Fort Bliss’ suicide prevention and wellness efforts
include some unexpected elements. Leaders added bike and walking paths
and gathering places, and planted more than 10,000 trees to encourage
soldiers to commune with nature and each other.
Concerned that
soldiers were spending too much time cooped up in their barracks rooms,
Pittard reintroduced the old concept of day rooms so they could hang out
together. He cut off Wi-Fi reception in the barracks so soldiers would
congregate at designated hot spots.
“The idea is to create here
at Fort Bliss this oasis -- this island of wellness for our soldiers and
families,” Pittard said. “We want it to be a place that promotes
resiliency as an installation.”
Meanwhile, he took the bold step
of allowing members of the El Paso community just outside Fort Bliss’

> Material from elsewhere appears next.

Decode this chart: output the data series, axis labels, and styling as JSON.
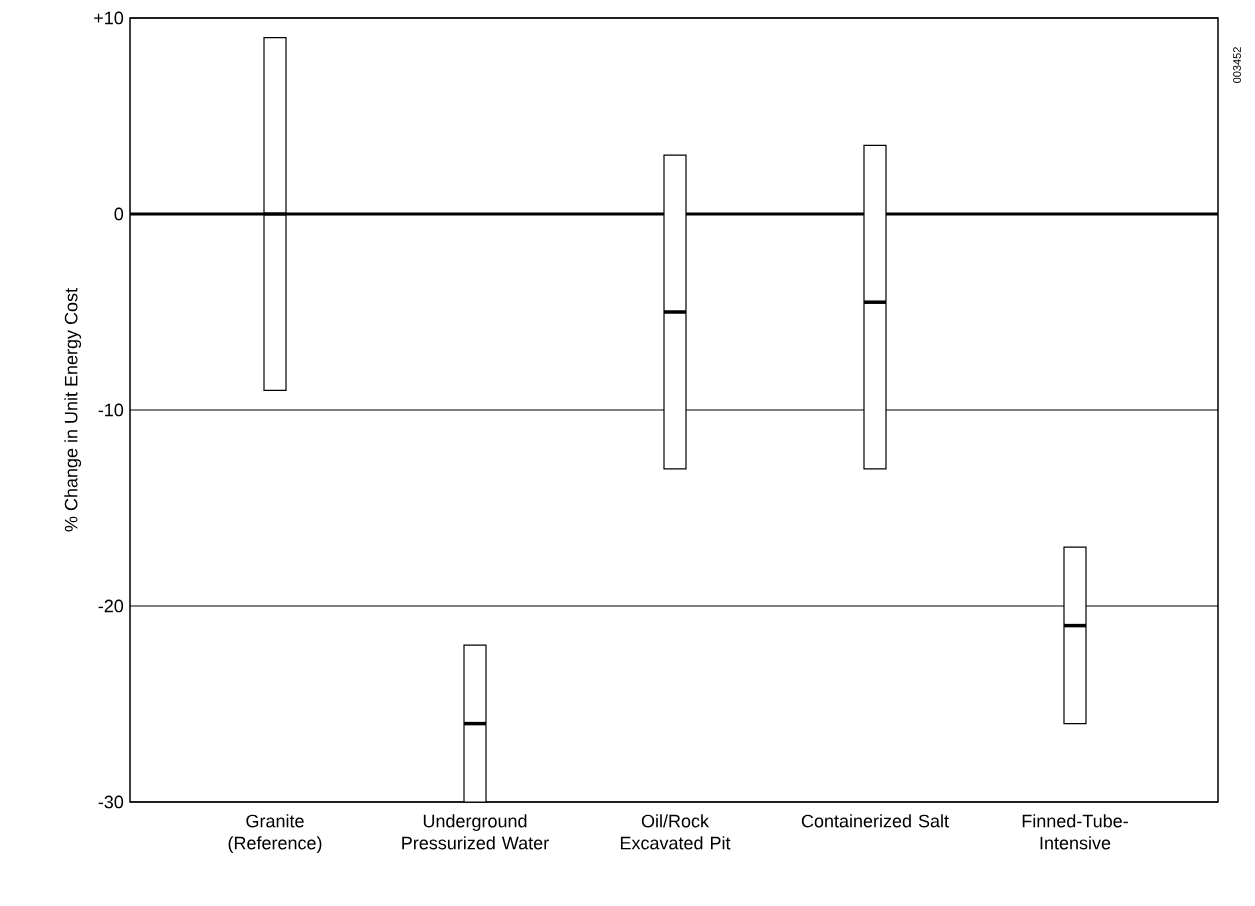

gates to come on post simply by showing a driver’s license.
“That
in itself has helped us not be isolated from the American people who
serve,” Pittard said. “It helped promote this feeling of communal
support among our soldiers, and the sense that they are not alone.”

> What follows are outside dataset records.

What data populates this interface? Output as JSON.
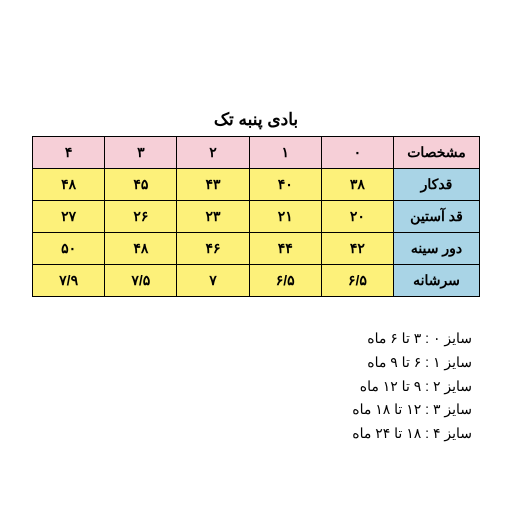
{
  "title": "بادی پنبه تک",
  "colors": {
    "header_bg": "#f6cfd7",
    "label_bg": "#a9d4e6",
    "value_bg": "#fdf17a",
    "border": "#000000",
    "background": "#ffffff"
  },
  "table": {
    "spec_header": "مشخصات",
    "size_headers": [
      "۰",
      "۱",
      "۲",
      "۳",
      "۴"
    ],
    "rows": [
      {
        "label": "قدکار",
        "values": [
          "۳۸",
          "۴۰",
          "۴۳",
          "۴۵",
          "۴۸"
        ]
      },
      {
        "label": "قد آستین",
        "values": [
          "۲۰",
          "۲۱",
          "۲۳",
          "۲۶",
          "۲۷"
        ]
      },
      {
        "label": "دور سینه",
        "values": [
          "۴۲",
          "۴۴",
          "۴۶",
          "۴۸",
          "۵۰"
        ]
      },
      {
        "label": "سرشانه",
        "values": [
          "۶/۵",
          "۶/۵",
          "۷",
          "۷/۵",
          "۷/۹"
        ]
      }
    ]
  },
  "legend": [
    "سایز ۰ : ۳ تا ۶ ماه",
    "سایز ۱ : ۶ تا ۹ ماه",
    "سایز ۲ : ۹ تا ۱۲ ماه",
    "سایز ۳ : ۱۲ تا ۱۸ ماه",
    "سایز ۴ : ۱۸ تا ۲۴ ماه"
  ]
}
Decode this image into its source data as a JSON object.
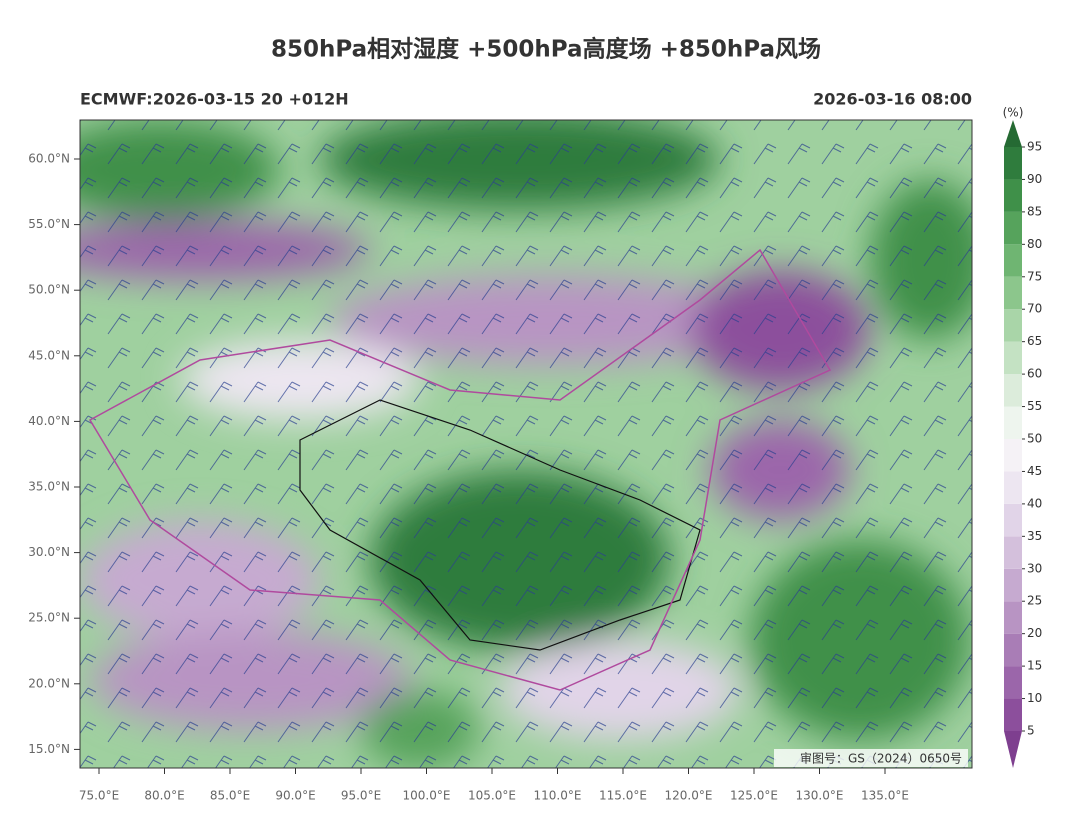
{
  "header": {
    "title": "850hPa相对湿度 +500hPa高度场 +850hPa风场",
    "left": "ECMWF:2026-03-15 20 +012H",
    "right": "2026-03-16 08:00"
  },
  "map": {
    "lat_labels": [
      "60.0°N",
      "55.0°N",
      "50.0°N",
      "45.0°N",
      "40.0°N",
      "35.0°N",
      "30.0°N",
      "25.0°N",
      "20.0°N",
      "15.0°N"
    ],
    "lon_labels": [
      "75.0°E",
      "80.0°E",
      "85.0°E",
      "90.0°E",
      "95.0°E",
      "100.0°E",
      "105.0°E",
      "110.0°E",
      "115.0°E",
      "120.0°E",
      "125.0°E",
      "130.0°E",
      "135.0°E"
    ],
    "watermark": "审图号：GS（2024）0650号"
  },
  "colorbar": {
    "unit": "(%)",
    "levels": [
      5,
      10,
      15,
      20,
      25,
      30,
      35,
      40,
      45,
      50,
      55,
      60,
      65,
      70,
      75,
      80,
      85,
      90,
      95
    ],
    "colors": [
      "#7e3f8f",
      "#8c4f9c",
      "#9b66aa",
      "#a97db6",
      "#b894c3",
      "#c6aad0",
      "#d4c0dc",
      "#e1d4e8",
      "#ede6f1",
      "#f5f2f6",
      "#eef5ee",
      "#dcecdb",
      "#c4e2c3",
      "#a9d5a8",
      "#8cc68c",
      "#6fb572",
      "#56a35c",
      "#3f9049",
      "#2f7c3d",
      "#256a33"
    ]
  }
}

Statistics indicate that the formula is working. Fort Bliss enjoyed 120
straight days without a preventable soldier death from September
through January. Other Army installations and leaders are taking notice,
and exploring ways to adopt some of the practices proving successful at
Fort Bliss.
But Pittard knows he’s far from the finish line.
Already this year, Fort Bliss has suffered two preventable deaths: a
soldier who overdosed on prescription drugs in his barracks room, and
another who wasn’t wearing his seat belt and was killed in a car crash.
And although no Fort Bliss soldiers have taken their lives in 2013, the
post still reports two or four suicide attempts every day.
“We
are not going to be satisfied until we have zero preventable deaths,
consistently,” Pittard said. “So even though we’ve made some successes,
we are a long way from where we want to be.”
Meanwhile, Pittard will continue to focus on creating a “culture of seeking help,” he said.
“We are only partially there, because cultural change takes time,” he
said. “But we have some strong efforts in that direction.”